The International Association of Athletics Federations which organizes the World Championships joined in the consternation. "One week you're Kenyan, a week later you're Qatari, you change your name, and very clearly for financial reasons this is what we call morally weird," I.A.A.F. general secretary Istvan Gyulai tells TIME. He says there have been around 60 requests for "transfer of allegiance" in the last two years alone. Even some transnationals think enough is enough. Says the formerly Jamaican sprinter Merlene Ottey, who fell out with the Jamaican track federation and ran her first World Championships race for Slovenia in Paris: "If athletes are doing it just for the money, I think they should tighten the rules." The I.A.A.F. promptly ordered a study to examine and perhaps stiffen relevant rules. Athletes are now required to wait three years before competing under a new flag unless the sporting federations in both countries agree to the transfer which both Kenya and Qatar did in which case the delay drops to one year.
[an error occurred while processing this directive]The Qataris are unrepentant. "We're not pioneers on this; we followed the I.A.A.F. rules," says Dahlan Al-Hamad, president of the Qatar Athletic Federation. Though their athletes have been integrated for longer, host France's team includes many foreign-born and naturalized stars, such as long-jump gold medalist Eunice Barber, who came to France after a French diplomat spotted her in her native Sierra Leone. Moroccan-born marathoner Khalid Khannouchi, granted American citizenship in 2000, became the world-record holder two years later.
But the track and field apparatus Qatar has gathered as it prepares to host the 2006 Asian Games is a true mixed relay: it includes formerly Kenyan 10,000-m runner Albert Chepkurui, A.K.A. Abdullah Ahmad Hassan, and its training staff led by a Belgian ex-decathlon competitor also boasts a Russian, a Czech and a Hungarian. Why didn't Kenya block Shaheen from racing for Qatar the way it stopped 800-m champion Wilson Kipketer running for Denmark at the 1996 Atlanta Olympics? There has been wide speculation that Kenyan track authorities were promised payment or a new track facility by their Qatari counterparts. Both federations have denied such allegations, but Al-Hamad does not exclude the possibility that an agreement could have been brokered at a higher level of government.

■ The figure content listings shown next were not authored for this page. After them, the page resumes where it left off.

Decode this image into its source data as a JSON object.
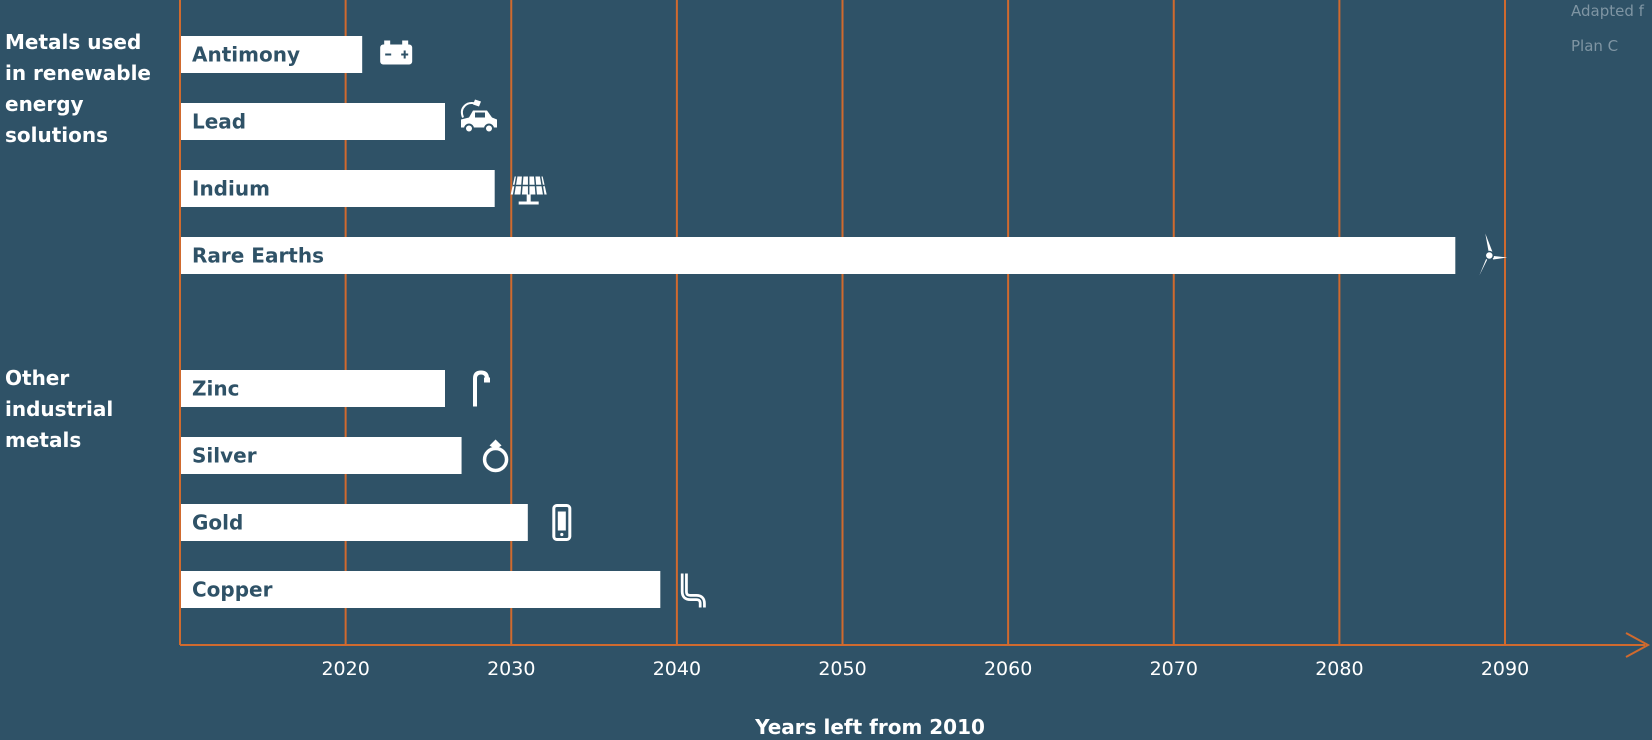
{
  "groups": [
    {
      "label_lines": [
        "Metals used",
        "in renewable",
        "energy",
        "solutions"
      ]
    },
    {
      "label_lines": [
        "Other",
        "industrial",
        "metals"
      ]
    }
  ],
  "credit": {
    "line1": "Adapted f",
    "line2": "Plan C"
  },
  "chart_data": {
    "type": "bar",
    "orientation": "horizontal",
    "categories": [
      "Antimony",
      "Lead",
      "Indium",
      "Rare Earths",
      "Zinc",
      "Silver",
      "Gold",
      "Copper"
    ],
    "values": [
      2021,
      2026,
      2029,
      2087,
      2026,
      2027,
      2031,
      2039
    ],
    "icons": [
      "battery-icon",
      "electric-car-icon",
      "solar-panel-icon",
      "wind-turbine-icon",
      "pipe-icon",
      "ring-icon",
      "phone-icon",
      "copper-pipe-icon"
    ],
    "xlabel": "Years left from 2010",
    "x_ticks": [
      2020,
      2030,
      2040,
      2050,
      2060,
      2070,
      2080,
      2090
    ],
    "xlim": [
      2010,
      2090
    ],
    "grid": true,
    "colors": {
      "bar": "#ffffff",
      "bar_label": "#2f5267",
      "grid": "#d06a2e",
      "axis": "#d06a2e",
      "background": "#2f5267",
      "tick_label": "#ffffff"
    }
  }
}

Shaheen tells TIME that he simply wanted to get away from Kenya and make a more secure life. When he approached the Qataris in 2001, he says, "I didn't expect to be running the way I am now. I wanted to make sure I'd have a job in a few years, and that if I had injuries, I'd be taken care of." He doesn't speak Arabic, is not Muslim, still trains with his Kenyan coach and lives in Kenya and London. But he is happy to run for Qatar and says he plans to make a home there: "They have made me feel very welcome." He believes many Kenyans, who earn less than $400 a year on average, understand his decision. Eventually, maybe his brother will, too.